Revenue models aren’t one-size-fit-all, as we should already know. This metering plan MIGHT work for very large, national papers with rich archives, lots of fresh content and many different topics to choose from. But for smaller papers, ones that have to compete with television stations or other media sources, it might end up driving people into the arms of their competitors.

There are other models out there, which might fit better. (And I hope to talk more about some soon).

You only THINK you’re paying for content

(Note: I’m back, at least for a while. It’s a time of even more upheaval in the newspaper industry, and I’ve found myself with a lot to say.)

There’s been a lot more talk about making people pay for online content recently. Dean Singleton made a big deal of that at the AP conference, and has now announced a plan to make people do just that.

It’s a bad idea, one I made fun of and Jeff Jarvis did an intelligent take down of. I could keep making jokes at Singleton’s expense (and still might, actually), but I also want to explain why this idea is so wrong-headed.

The argument is that people pay for content when they buy a newspaper, so they should do the same when they read content online. I’ve been wondering how much people actually pay per story in the newspaper.

Between May 4 and May 8, The Gazette published 335 stories (collections of briefs are counted as one story). That works out to an average of 67 each day. A few years ago, that would have been much higher, but with cutbacks, that sounds about right for a mid-sized daily in a small city. The Gazette’s newsstand price is $0.75 per issue. That means if you bought the paper at your favorite convenience store, you paid an average of about $0.01 per story. In weeks where the number of stories is higher, you’d be paying under that. If you subscribe, that number will come down even further. That penny doesn’t go toward reporting and writing the stories, either. It goes toward the (many) costs to make the physical newspaper.

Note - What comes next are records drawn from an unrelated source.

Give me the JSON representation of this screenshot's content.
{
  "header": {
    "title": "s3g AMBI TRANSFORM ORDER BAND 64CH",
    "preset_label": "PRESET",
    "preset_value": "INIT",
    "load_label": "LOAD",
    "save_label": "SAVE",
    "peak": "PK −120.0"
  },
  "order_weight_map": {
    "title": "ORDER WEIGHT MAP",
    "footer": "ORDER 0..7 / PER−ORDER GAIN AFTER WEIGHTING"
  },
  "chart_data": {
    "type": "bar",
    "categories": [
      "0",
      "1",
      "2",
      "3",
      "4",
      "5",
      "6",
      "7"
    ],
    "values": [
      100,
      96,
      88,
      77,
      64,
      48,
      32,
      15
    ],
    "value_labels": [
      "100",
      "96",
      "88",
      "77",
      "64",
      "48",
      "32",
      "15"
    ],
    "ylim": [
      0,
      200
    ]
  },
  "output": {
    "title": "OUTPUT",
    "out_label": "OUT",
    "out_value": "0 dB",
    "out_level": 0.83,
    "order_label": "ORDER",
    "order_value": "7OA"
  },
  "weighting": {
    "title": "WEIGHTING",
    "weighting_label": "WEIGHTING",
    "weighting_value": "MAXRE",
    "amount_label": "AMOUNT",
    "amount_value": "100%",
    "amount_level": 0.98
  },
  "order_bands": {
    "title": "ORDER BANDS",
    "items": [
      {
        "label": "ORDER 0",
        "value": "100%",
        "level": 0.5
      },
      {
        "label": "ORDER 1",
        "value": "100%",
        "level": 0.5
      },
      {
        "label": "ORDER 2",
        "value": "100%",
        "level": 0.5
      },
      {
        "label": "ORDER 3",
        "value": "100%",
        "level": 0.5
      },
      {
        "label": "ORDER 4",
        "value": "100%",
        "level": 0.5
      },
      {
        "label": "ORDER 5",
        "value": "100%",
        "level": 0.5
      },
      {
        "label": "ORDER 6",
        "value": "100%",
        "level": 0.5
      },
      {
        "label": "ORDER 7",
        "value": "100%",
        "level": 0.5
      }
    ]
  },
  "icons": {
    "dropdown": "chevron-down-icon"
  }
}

But who reads all those stories? Some do, I know, but I certainly don’t, and I’m not alone. I read stories that I already know will be interesting to me. But when you’re buying a paper, you have to buy the whole thing, not just the news or sports sections. Online, there’s no such requirement. And who is willing to pay for stories they’re not going interested in?

Now think about how much it costs to publish a newspaper every day. Presses, workers, paper and ink all cost money, not to mention paying people to plan routes and then deliver the papers. The paper shows up at your door, and that’s why you’re willing to pay for it.

You have to seek out—at least somewhat—news stories online, and it doesn’t cost the company nearly as much to publish or display them. So what’s the justification for charging?

I don’t have good figures about the exact daily cost of printing a newspaper (does anyone? I’d love to hear them), but let’s be generous and say it costs twice as much to print a paper than to display it online (I bet that number is closer to five times more expensive). That makes each story online worth about $0.005. How do you collect that? How do you handle readers who feel the story didn’t deliver what the headline promised and want their money back? And, more importantly, isn’t it time to figure out a truly new business model, one that might actually work and help media companies survive, instead of hastening their death?